Genomic paired-end reads of 2 × 100 nucleotides were generated on an Illumina Genome Analyzer II instrument. A total of around 9.4 million reads of insert size between 180 and 220 bp were generated. The adapter sequences were trimmed from the reads before assembly using the FASTX-Toolkit (http://hannonlab.cshl.edu/fastx_toolkit/). De novo assembly of trimmed sequences was carried out with three different assembly tools: Velvet (3), in conjunction with the VelvetOptimiser (http://bioinformatics.net.au/software.velvetoptimiser.shtml), ABySS (4), and the A5 pipeline (5). Velvet produced 152 contigs using a k-mer length of 75. ABySS generated 155 contigs using a k-mer of 75. The A5 pipeline yielded 60 contigs using the default parameters. All the contigs from different assemblies were pooled, and contigs of <200 nucleotides were filtered. A total of 284 contig sequences were reordered against 15 currently available complete genome sequences of A. baumanni using Mauve (6). The highest level of similarity was observed against the A. baumanni ACICU genome, which was used as a reference sequence by abacas.pl (http://abacas.sourceforge.net/index.html) to generate a genome assembly of 4,233,806 bp. The assembled genome annotation was conducted with the RAST automated annotation engine. Resistance-related genes and insertion sequences were analyzed using ResFinder and IS Finder, respectively.

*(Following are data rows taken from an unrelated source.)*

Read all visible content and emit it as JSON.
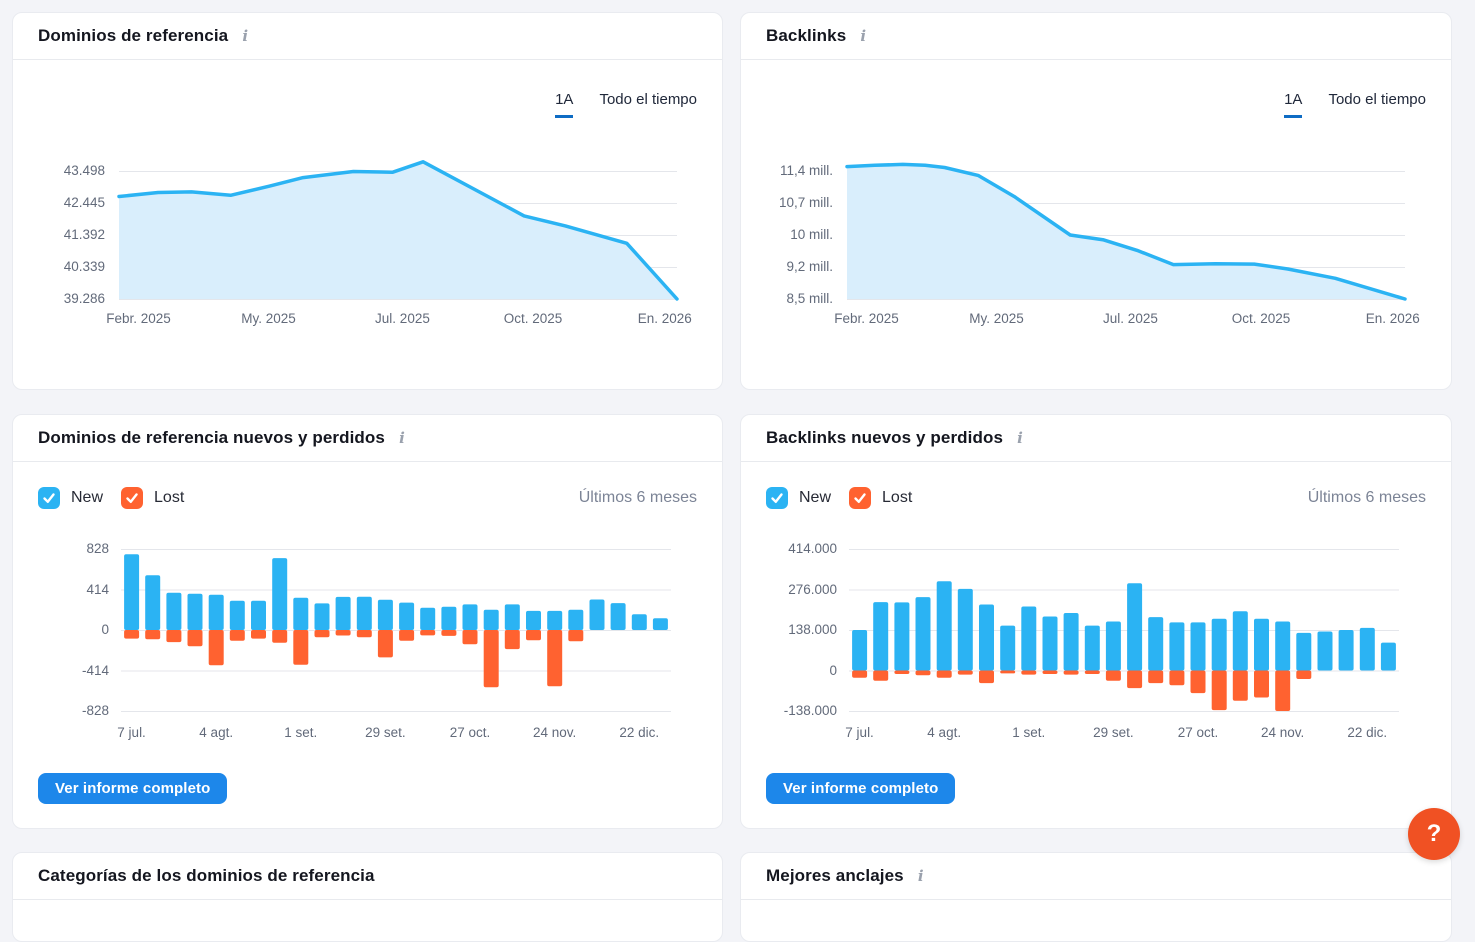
{
  "colors": {
    "line_blue": "#2bb3f3",
    "area_fill": "#d9eefc",
    "bar_new": "#2bb3f3",
    "bar_lost": "#ff6230",
    "grid": "#e4e6eb",
    "accent_button": "#1d87ea",
    "tab_underline": "#0e6cc4",
    "help_orange": "#f05123"
  },
  "cards": {
    "referring_domains": {
      "title": "Dominios de referencia",
      "tabs": {
        "one_year": "1A",
        "all_time": "Todo el tiempo"
      }
    },
    "backlinks": {
      "title": "Backlinks",
      "tabs": {
        "one_year": "1A",
        "all_time": "Todo el tiempo"
      }
    },
    "referring_domains_new_lost": {
      "title": "Dominios de referencia nuevos y perdidos",
      "legend": {
        "new": "New",
        "lost": "Lost"
      },
      "range_label": "Últimos 6 meses",
      "button": "Ver informe completo"
    },
    "backlinks_new_lost": {
      "title": "Backlinks nuevos y perdidos",
      "legend": {
        "new": "New",
        "lost": "Lost"
      },
      "range_label": "Últimos 6 meses",
      "button": "Ver informe completo"
    },
    "categories": {
      "title": "Categorías de los dominios de referencia"
    },
    "top_anchors": {
      "title": "Mejores anclajes"
    }
  },
  "help_button": {
    "label": "?"
  },
  "chart_data": [
    {
      "type": "area",
      "title": "Dominios de referencia",
      "selected_range": "1A",
      "x_tick_labels": [
        "Febr. 2025",
        "My. 2025",
        "Jul. 2025",
        "Oct. 2025",
        "En. 2026"
      ],
      "y_tick_labels": [
        "43.498",
        "42.445",
        "41.392",
        "40.339",
        "39.286"
      ],
      "y_ticks": [
        43498,
        42445,
        41392,
        40339,
        39286
      ],
      "grid": true,
      "points": [
        [
          0.0,
          42660
        ],
        [
          0.07,
          42790
        ],
        [
          0.13,
          42810
        ],
        [
          0.2,
          42700
        ],
        [
          0.27,
          43000
        ],
        [
          0.33,
          43280
        ],
        [
          0.42,
          43480
        ],
        [
          0.47,
          43465
        ],
        [
          0.49,
          43455
        ],
        [
          0.545,
          43800
        ],
        [
          0.726,
          42020
        ],
        [
          0.8,
          41690
        ],
        [
          0.91,
          41120
        ],
        [
          1.0,
          39286
        ]
      ]
    },
    {
      "type": "area",
      "title": "Backlinks",
      "selected_range": "1A",
      "x_tick_labels": [
        "Febr. 2025",
        "My. 2025",
        "Jul. 2025",
        "Oct. 2025",
        "En. 2026"
      ],
      "y_tick_labels": [
        "11,4 mill.",
        "10,7 mill.",
        "10 mill.",
        "9,2 mill.",
        "8,5 mill."
      ],
      "y_ticks": [
        11400000,
        10700000,
        10000000,
        9200000,
        8500000
      ],
      "grid": true,
      "points": [
        [
          0.0,
          11500000
        ],
        [
          0.05,
          11530000
        ],
        [
          0.1,
          11550000
        ],
        [
          0.14,
          11530000
        ],
        [
          0.175,
          11480000
        ],
        [
          0.235,
          11300000
        ],
        [
          0.3,
          10820000
        ],
        [
          0.4,
          9950000
        ],
        [
          0.46,
          9840000
        ],
        [
          0.52,
          9600000
        ],
        [
          0.585,
          9280000
        ],
        [
          0.66,
          9300000
        ],
        [
          0.73,
          9290000
        ],
        [
          0.79,
          9180000
        ],
        [
          0.875,
          8970000
        ],
        [
          1.0,
          8500000
        ]
      ]
    },
    {
      "type": "bar",
      "title": "Dominios de referencia nuevos y perdidos",
      "range": "Últimos 6 meses",
      "x_tick_labels": [
        "7 jul.",
        "4 agt.",
        "1 set.",
        "29 set.",
        "27 oct.",
        "24 nov.",
        "22 dic."
      ],
      "label_every": 4,
      "y_tick_labels": [
        "828",
        "414",
        "0",
        "-414",
        "-828"
      ],
      "y_ticks": [
        828,
        414,
        0,
        -414,
        -828
      ],
      "grid": true,
      "series": [
        {
          "name": "New",
          "values": [
            775,
            560,
            380,
            370,
            360,
            300,
            300,
            735,
            330,
            272,
            338,
            340,
            310,
            280,
            228,
            238,
            262,
            208,
            262,
            195,
            195,
            208,
            312,
            275,
            160,
            120
          ]
        },
        {
          "name": "Lost",
          "values": [
            -88,
            -95,
            -124,
            -166,
            -360,
            -110,
            -88,
            -130,
            -355,
            -75,
            -56,
            -75,
            -280,
            -110,
            -55,
            -60,
            -145,
            -585,
            -195,
            -105,
            -575,
            -115,
            0,
            0,
            0,
            0
          ]
        }
      ]
    },
    {
      "type": "bar",
      "title": "Backlinks nuevos y perdidos",
      "range": "Últimos 6 meses",
      "x_tick_labels": [
        "7 jul.",
        "4 agt.",
        "1 set.",
        "29 set.",
        "27 oct.",
        "24 nov.",
        "22 dic."
      ],
      "label_every": 4,
      "y_tick_labels": [
        "414.000",
        "276.000",
        "138.000",
        "0",
        "-138.000"
      ],
      "y_ticks": [
        414000,
        276000,
        138000,
        0,
        -138000
      ],
      "grid": true,
      "series": [
        {
          "name": "New",
          "values": [
            138000,
            233000,
            232000,
            250000,
            304000,
            278000,
            225000,
            153000,
            218000,
            184000,
            196000,
            153000,
            167000,
            297000,
            182000,
            164000,
            164000,
            176000,
            202000,
            176000,
            167000,
            128000,
            133000,
            138000,
            145000,
            95000
          ]
        },
        {
          "name": "Lost",
          "values": [
            -25000,
            -35000,
            -12000,
            -16000,
            -25000,
            -14000,
            -43000,
            -10000,
            -14000,
            -12000,
            -14000,
            -12000,
            -35000,
            -60000,
            -43000,
            -50000,
            -77000,
            -135000,
            -103000,
            -92000,
            -138000,
            -29000,
            0,
            0,
            0,
            0
          ]
        }
      ]
    }
  ]
}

Around 3,877 protein-coding genes, including 59 genes related to resistance to antibiotics and toxic compounds, as well as 102 RNA genes were predicted by the RAST server. The NCBI Prokaryotic Genome Annotation Pipeline predicted around 3,821 protein-coding genes and 80 tRNA genes. ResFinder identified resistance genes encoding aminoglycoside-modifying enzymes (armA, strA, and strB), β-lactamases (blaOXA-66 and blaADC-1), macrolide resistance (mphE and msrE), and tetracycline resistance (tetB). IS Finder found ISAba1 to be present in 26 copies throughout the genome and ISAba22 in a single copy. Twenty-one rRNA genes were recognized to be present (7 each of 5S, 16S, and 23S rRNAs) through RNammer analysis. Resistance islands were predicted through G+C content analysis using the GC-Profile tool.

A detailed report on the analysis of the genome data in the context of resistance and virulence characteristics will be given in future publications. This announcement makes the A. baumannii PKAB07 genome data available for further analysis to understand its pathogenic potential.

Nucleotide sequence accession numbers.

This whole-genome shotgun project has been deposited in DDBJ/EMBL/GenBank under accession no. CP006963 and CP006964. The version described in this paper is the first version.